N'Goran J.A.K., Sounigo O., Clément D.. 2005. In : 14th International Cocoa Research Conference. Proceedings : rumo a uma economia sustentavel do cacau - quais as estrategias para este fim ?. Lagos : Cocoa Producers' Alliance, p. 95-102. Conférence Internationale sur la Recherche Cacaoyère. 14, 2003-10-13/2003-10-18, Accra (Ghana).

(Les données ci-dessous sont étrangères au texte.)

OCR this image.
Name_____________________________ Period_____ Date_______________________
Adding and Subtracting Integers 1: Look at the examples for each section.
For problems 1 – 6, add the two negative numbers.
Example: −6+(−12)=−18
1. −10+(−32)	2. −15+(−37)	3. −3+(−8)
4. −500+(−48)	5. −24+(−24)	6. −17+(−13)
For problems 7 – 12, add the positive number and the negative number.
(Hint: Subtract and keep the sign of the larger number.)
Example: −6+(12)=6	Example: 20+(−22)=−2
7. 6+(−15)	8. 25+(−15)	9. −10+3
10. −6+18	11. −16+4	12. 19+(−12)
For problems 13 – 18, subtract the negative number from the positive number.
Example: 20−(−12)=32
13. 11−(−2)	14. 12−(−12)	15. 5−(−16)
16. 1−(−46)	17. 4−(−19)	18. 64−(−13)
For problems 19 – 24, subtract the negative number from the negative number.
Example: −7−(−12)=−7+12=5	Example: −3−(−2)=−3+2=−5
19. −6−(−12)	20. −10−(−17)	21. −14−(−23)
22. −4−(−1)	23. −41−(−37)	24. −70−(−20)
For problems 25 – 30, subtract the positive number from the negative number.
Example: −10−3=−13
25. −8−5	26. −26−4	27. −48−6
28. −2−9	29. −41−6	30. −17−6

La cacaoyère ivoirienne est constituée d'une part d'Amelonado locaux introduits de longue date en Côte d'Ivoire et considérés comme du matériel traditionnel non amélioré ,et d'autres part de divers hybrides dont des hybrides de type F1 créés dans le cadre d'un programme d'amélioration et diffusés à partir de 1975 à travers des champs semenciers utilisant les pollinisations naturelles, de leurs descendances de types F2 issues de pollinisations libres des hybrides F1 ainsi que d'hybrides F1 obtenus par pollinisations contrôlées. Afin d'évaluer le gain en productivité ainsi que les acquis réalisés au niveau du programme d'amélioration du cacaoyer, un essai a été mis en place contenant les types de matériel végétal cultivés en Côte d'Ivoire. Il s'agit de ceux cités plus haut mais aussi de nouveaux hybrides créés mais non encore largement diffusés. Les données collectées de 1995 à 2001 concernent la production en cabosses saines, en nombre totale de cabosses ainsi qu'en poids de fèves fraîches. La résistance au champ face au Phytophthora palmivora a aussi été évaluée pour les différentes variétés en présence. Les résultats obtenus indiquent que le cacao traditionnel, constitué par l'Amelonado est beaucoup moins productif que toutes les autres variétés. Un rapport de 1 à 4,5 est observé entre la productivité de l'Amelonado et celle des variétés améliorées. En outre au niveau de la résistance au Phytophthora palmivora définie par le taux de cabosses pourries en champ, l'Amelonado est le moins intéressant. Au niveau des variétés améliorées, les hybrides issus de pollinisations naturelles en champs semenciers sont moins intéressants que ceux obtenus par pollinisations manuelles. Les résultats sont discutés par rapport à leur incidence sur la production globale du cacao en Cote d'Ivoire, par rapport à la diffusion de matériel végétal et aussi par rapport aux acquis de la recherche.